Он не лукавил, хотя в физическом смысле дыхание все еще было с ним. Таня не позволила ему прерваться… Ему по-прежнему хотелось спать, и уже под утро проснулся голод, и затекающие мышцы требовали сменить положение. Но Никита больше не чувствовал в себе той жажды жизни, того веселого кипения крови, которое еще два месяца назад позволяло ему наслаждаться каждым днем.
Он повторил то, до чего додумался в больнице: «Я наказан за то, что совершил, хоть мысленное, но все же прелюбодеяние». Это открытие уже не пугало его и не вызывало в душе раскаяния. Когда ты уже мертв, поздно каяться… Никита догадывался: он повторяет это так часто лишь потому, что не может поверить, что это – грех. Лина и грех находились в разных плоскостях не только его сознания, но и всего мироздания, в котором с каждым годом обнаруживалось все больше изъянов. Вот только одно не могло измениться, сколько бы лет ни прошло.
Ему не нужно было самому себе открывать глаза на то, что Лина, хоть и пианистка, но в остальном – обычная женщина. И она также зевает по утрам, и у нее бывают и насморк, и кишечные расстройства, и дурное настроение. Все это Никита принял сразу же, потому что всегда был нормальным, здравомыслящим человеком. И даже сам о себе не знал того, что способен сойти с ума. Он уснул с уверенностью, что теперь совершенно здоров и что здоровье это совершенно ему не нужно.

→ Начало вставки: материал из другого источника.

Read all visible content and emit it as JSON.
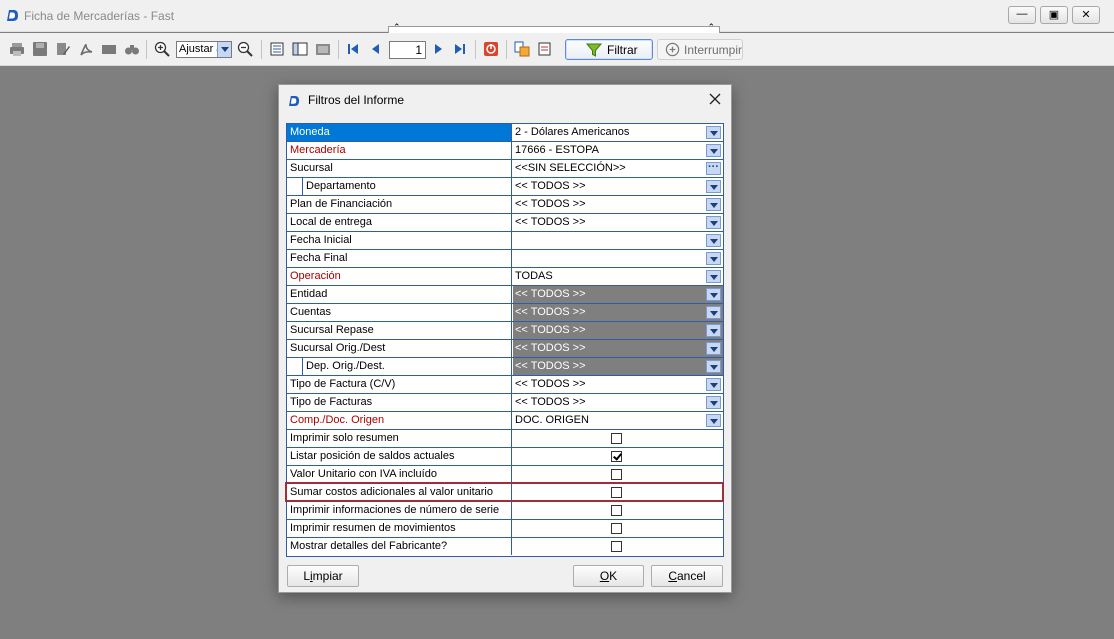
{
  "window": {
    "title": "Ficha de Mercaderías - Fast",
    "minimize_glyph": "—",
    "maximize_glyph": "▣",
    "close_glyph": "✕"
  },
  "toolbar": {
    "zoom_value": "Ajustar a",
    "page_number": "1",
    "filter_label": "Filtrar",
    "interrupt_label": "Interrumpir",
    "icons": [
      "print-icon",
      "save-icon",
      "edit-icon",
      "pdf-icon",
      "email-icon",
      "find-icon",
      "zoom-in-icon",
      "zoom-out-icon",
      "page-setup-icon",
      "outline-icon",
      "thumbnails-icon",
      "first-page-icon",
      "prev-page-icon",
      "next-page-icon",
      "last-page-icon",
      "stop-icon",
      "export-icon",
      "design-icon",
      "filter-icon",
      "interrupt-icon"
    ]
  },
  "dialog": {
    "title": "Filtros del Informe",
    "rows": [
      {
        "label": "Moneda",
        "value": "2 - Dólares Americanos",
        "kind": "dropdown",
        "required": false,
        "selected": true
      },
      {
        "label": "Mercadería",
        "value": "17666 - ESTOPA",
        "kind": "dropdown",
        "required": true
      },
      {
        "label": "Sucursal",
        "value": "<<SIN SELECCIÓN>>",
        "kind": "ellipsis"
      },
      {
        "label": "Departamento",
        "value": "<< TODOS >>",
        "kind": "dropdown",
        "indent": true
      },
      {
        "label": "Plan de Financiación",
        "value": "<< TODOS >>",
        "kind": "dropdown"
      },
      {
        "label": "Local de entrega",
        "value": "<< TODOS >>",
        "kind": "dropdown"
      },
      {
        "label": "Fecha Inicial",
        "value": "",
        "kind": "dropdown"
      },
      {
        "label": "Fecha Final",
        "value": "",
        "kind": "dropdown"
      },
      {
        "label": "Operación",
        "value": "TODAS",
        "kind": "dropdown",
        "required": true
      },
      {
        "label": "Entidad",
        "value": "<< TODOS >>",
        "kind": "dropdown",
        "disabled": true
      },
      {
        "label": "Cuentas",
        "value": "<< TODOS >>",
        "kind": "dropdown",
        "disabled": true
      },
      {
        "label": "Sucursal Repase",
        "value": "<< TODOS >>",
        "kind": "dropdown",
        "disabled": true
      },
      {
        "label": "Sucursal Orig./Dest",
        "value": "<< TODOS >>",
        "kind": "dropdown",
        "disabled": true
      },
      {
        "label": "Dep. Orig./Dest.",
        "value": "<< TODOS >>",
        "kind": "dropdown",
        "disabled": true,
        "indent": true
      },
      {
        "label": "Tipo de Factura (C/V)",
        "value": "<< TODOS >>",
        "kind": "dropdown"
      },
      {
        "label": "Tipo de Facturas",
        "value": "<< TODOS >>",
        "kind": "dropdown"
      },
      {
        "label": "Comp./Doc. Origen",
        "value": "DOC. ORIGEN",
        "kind": "dropdown",
        "required": true
      },
      {
        "label": "Imprimir solo resumen",
        "kind": "checkbox",
        "checked": false
      },
      {
        "label": "Listar posición de saldos actuales",
        "kind": "checkbox",
        "checked": true
      },
      {
        "label": "Valor Unitario con IVA incluído",
        "kind": "checkbox",
        "checked": false
      },
      {
        "label": "Sumar costos adicionales al valor unitario",
        "kind": "checkbox",
        "checked": false,
        "highlighted": true
      },
      {
        "label": "Imprimir informaciones de número de serie",
        "kind": "checkbox",
        "checked": false
      },
      {
        "label": "Imprimir resumen de movimientos",
        "kind": "checkbox",
        "checked": false
      },
      {
        "label": "Mostrar detalles del Fabricante?",
        "kind": "checkbox",
        "checked": false
      }
    ],
    "buttons": {
      "clear_prefix": "L",
      "clear_hot": "i",
      "clear_rest": "mpiar",
      "ok_hot": "O",
      "ok_rest": "K",
      "cancel_hot": "C",
      "cancel_rest": "ancel"
    }
  },
  "colors": {
    "grid_border": "#2f5ea6",
    "selected_row": "#0078d7",
    "required_label": "#a80000",
    "disabled_cell": "#7f7f7f",
    "highlight_box": "#9b2f3a"
  }
}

То, как именно Никита уснул, даже нельзя было определить расхожей фразой – «провалился в сон», ведь это уже предполагает хотя бы подобие действия. Он же не почувствовал ничего. Кто-то сглотнул несколько часов, и наступило утро. Очнулся Никита с мыслью, которую не прервало временное беспамятство: «Даже если это утро будет трехтысячным, оно нисколько не приблизит меня к Лине…»
Теперь, когда рассудок его вынудили проясниться, а тело упорно продолжало двигаться, утомляться и чего-то желать, ему предстояло научиться жить с этой мыслью. Хотя он никак не понимал: зачем? Все, чем он был поглощен последние три года, все, о чем он думал и чего хотел, оказалось так или иначе связано с Линой. С надеждой приблизиться… просто приблизиться к этой женщине. Хоть когда-нибудь… Теперь Никита не находил о чем думать, на что надеяться, чем жить.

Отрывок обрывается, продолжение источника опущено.